The boys, who were taken into rural areas and circumcised as part of traditional rites of passage, died from gangrene, dehydration and pneumonia, said Sizwe Kupelo, health department spokesman for Eastern Cape province.
Kupelo said practitioners of the rite are often not trained to carry out the procedure and can circumcise up to 50 boys with the same knife without sterilizing it in between.
"In some cases boys were not circumcised but mutilated," he told AFP.
"They use herbs to clean, hence this thing becomes gangrenous and infected," he said.
Kupelo said that the tradition was being exploited by young men in the eastern region of the province, rather than elders who should carry out the procedure.

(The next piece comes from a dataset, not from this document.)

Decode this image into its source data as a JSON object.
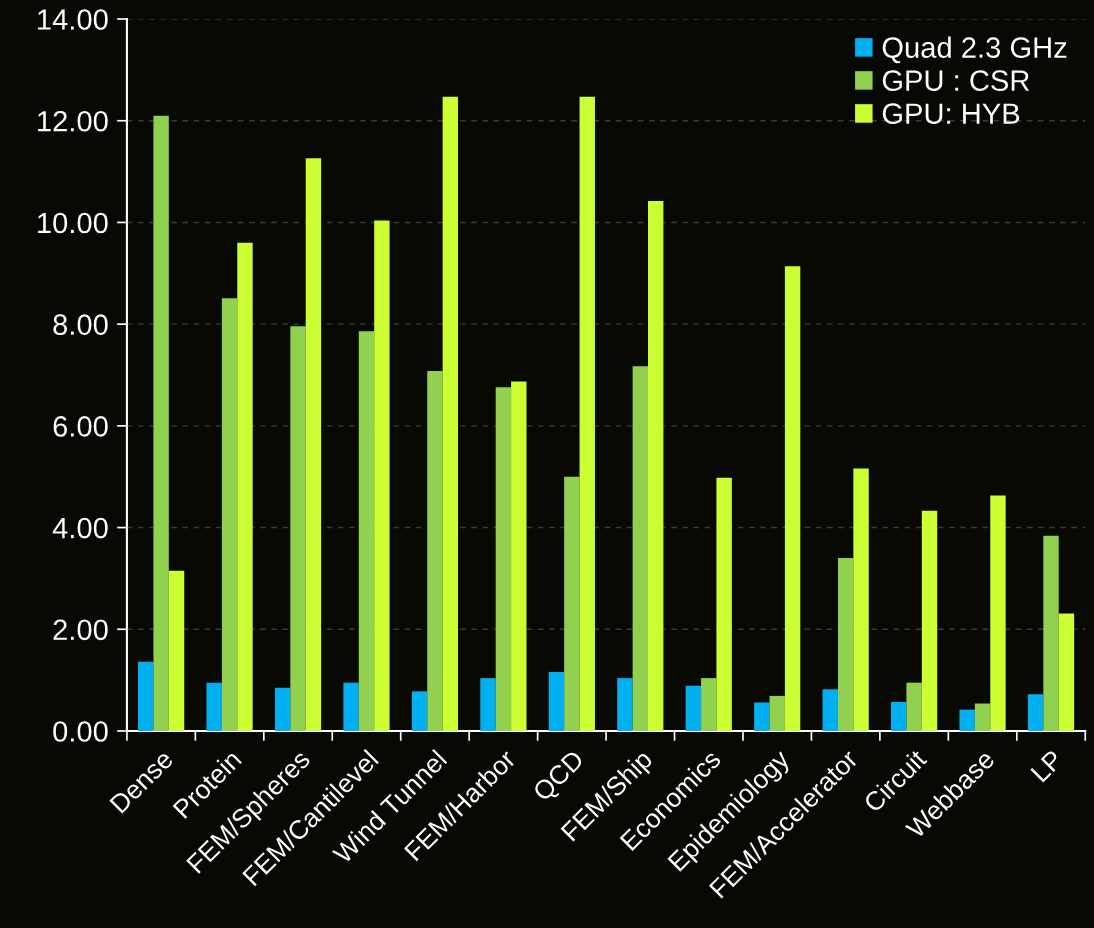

"There's also an element of commercializing this whole thing. There are no seasoned and experienced traditional surgeons. Everybody's just doing it for profit purposes and there's no proper coordination."
The latest death occurred Tuesday in the town of Tsolo, where a 19-year-old initiate died shortly after being admitted to the hospital.
The death toll prompted traditional leaders to declare a moratorium on circumcisions in parts of the province earlier this month.
Kupelo said health authorities were visiting initiation schools to treat the boys' wounds and take them to hospital if needed.
The Eastern Cape is one of South Africa's poorest provinces and among the few areas where boys are still sent into secret schools for circumcision ceremonies to mark their passage to manhood.
Boys die every year from botched circumcisions by ill-trained traditional surgeons in rural areas. Last year in the Eastern Cape, 91 boys died from complications of circumcisions, 55 of them in June, when the winter initiation season is at its height.